One of the more interesting subplots in the Republican presidential contest is the attitude of conservative elites towards long-time intraparty nemesis John McCain. Most don’t like him, for a variety of reasons ranging from his sponsorship of campaign finance reform, to his wavering record on tax cuts, his past feuding with the Christian Right, and his habit of cosponsoring legislation with Democrats (most importantly, on immigration reform and global climate change). Sure, he’s flip-flopped at least partially on some of these issues, and has won some conservative brownie points with his championship of Iraq escalation and his frank support for a permanent U.S. military engagement in that country. But many conservatives opinion-leaders still don’t trust him at all, and their views appear to be shared by a significant number of conservative voters in the early primaries.
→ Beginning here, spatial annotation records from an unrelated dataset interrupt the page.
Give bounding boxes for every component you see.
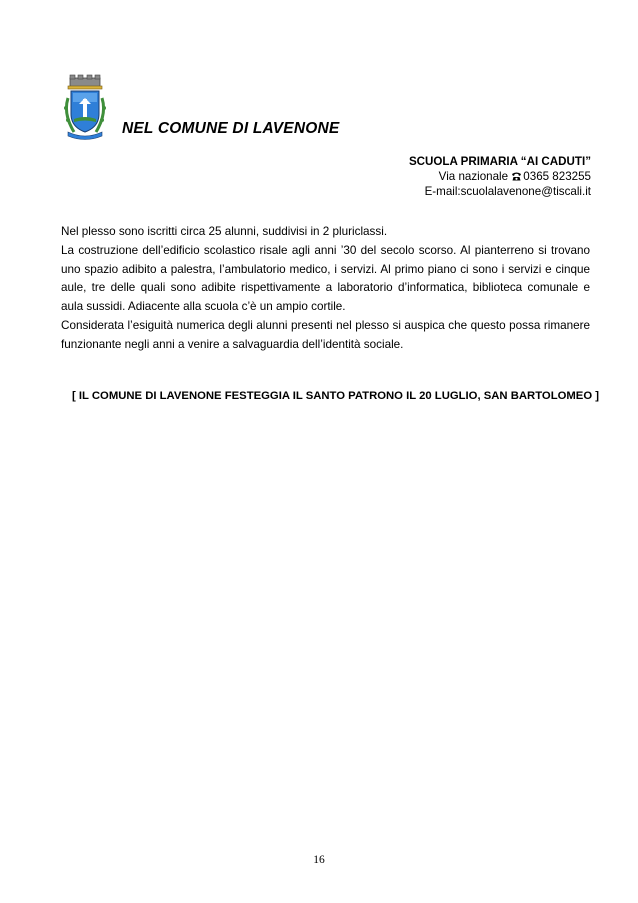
school-info-block (409, 154, 591, 199)
paragraph-conclusion: Considerata l’esiguità numerica degli alunni presenti nel plesso si auspica che questo possa rimanere funzionante negli anni a venire a salvaguardia dell’identità sociale. (61, 318, 590, 351)
school-phone: 0365 823255 (523, 170, 591, 183)
telephone-icon (511, 171, 522, 181)
page-title: NEL COMUNE DI LAVENONE (122, 120, 340, 137)
school-name: SCUOLA PRIMARIA “AI CADUTI” (408, 155, 591, 168)
page-number: 16 (313, 854, 325, 866)
paragraph-building: La costruzione dell’edificio scolastico risale agli anni ’30 del secolo scorso. Al pianterreno si trovano uno spazio adibito a palestra, l’ambulatorio medico, i servizi. Al primo piano ci sono i servizi e cinque aule, tre delle quali sono adibite rispettivamente a laboratorio d’informatica, biblioteca comunale e aula sussidi. Adiacente alla scuola c’è un ampio cortile. (61, 243, 590, 314)
school-address-text: Via nazionale (438, 170, 512, 183)
paragraph-enrollment: Nel plesso sono iscritti circa 25 alunni, suddivisi in 2 pluriclassi. (61, 225, 388, 238)
body-text (61, 223, 590, 355)
school-address (409, 169, 591, 184)
coat-of-arms-icon (60, 72, 110, 142)
patron-saint-notice: [ IL COMUNE DI LAVENONE FESTEGGIA IL SANTO PATRONO IL 20 LUGLIO, SAN BARTOLOMEO ] (72, 390, 600, 402)
school-email: E-mail:scuolalavenone@tiscali.it (424, 185, 591, 198)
But results are results, and between McCain’s wins in NH and SC, and his uniquely strong showing in general election polls, conservatives are having to come to grips with a McCain nomination, particularly if he wins in FL.
In general, conservative elites are talking about McCain much as many of their Democratic counterparts talked about Howard Dean during the brief period in the last presidential cycle when his nomination looked “inevitable.” And just as some of those Democrats longed for reassurance from Dean that all his revolutionary rhetoric hid a conventional politician, conservatives are openly asking McCain for a pander or two to make them feel better about succumbing to his nomination.
Here’s an interesting opening bid by the L’Osservatore Romano of conservative opinion, National Review:
McCain will never win over all conservatives, even if he gets the nomination. But he can reassure conservatives if he pledges to name a conservative running mate and identifies respected conservative legal figures to whom he will turn when nominating judges. He can promise to approach immigration reform piecemeal rather than comprehensively. He should say that strong evidence that the illegal-immigrant population is shrinking will have to arrive before he legalizes any large segment of that population. And he can acknowledge that scientific advances have weakened the case for federal funding of embryonic-stem-cell research.
Note the pointed reference to the veep choice, which should pour some cold water on neocon fantasies of a McCain-Lieberman ticket (no career-long supporters of abortion rights need apply), along with the demand for a flip-flop on stem cell research, and a full surrender on immigration reform.
At present, it’s unclear exactly how much leverage conservative elites have with McCain. He’s done pretty well without their support, and the real-world obstacle to McCain’s nomination is Mitt Romney’s bottomless campaign treasury, not conservative hostility. But expect to see more of this bidding for McCain’s allegiance if his electoral success continues.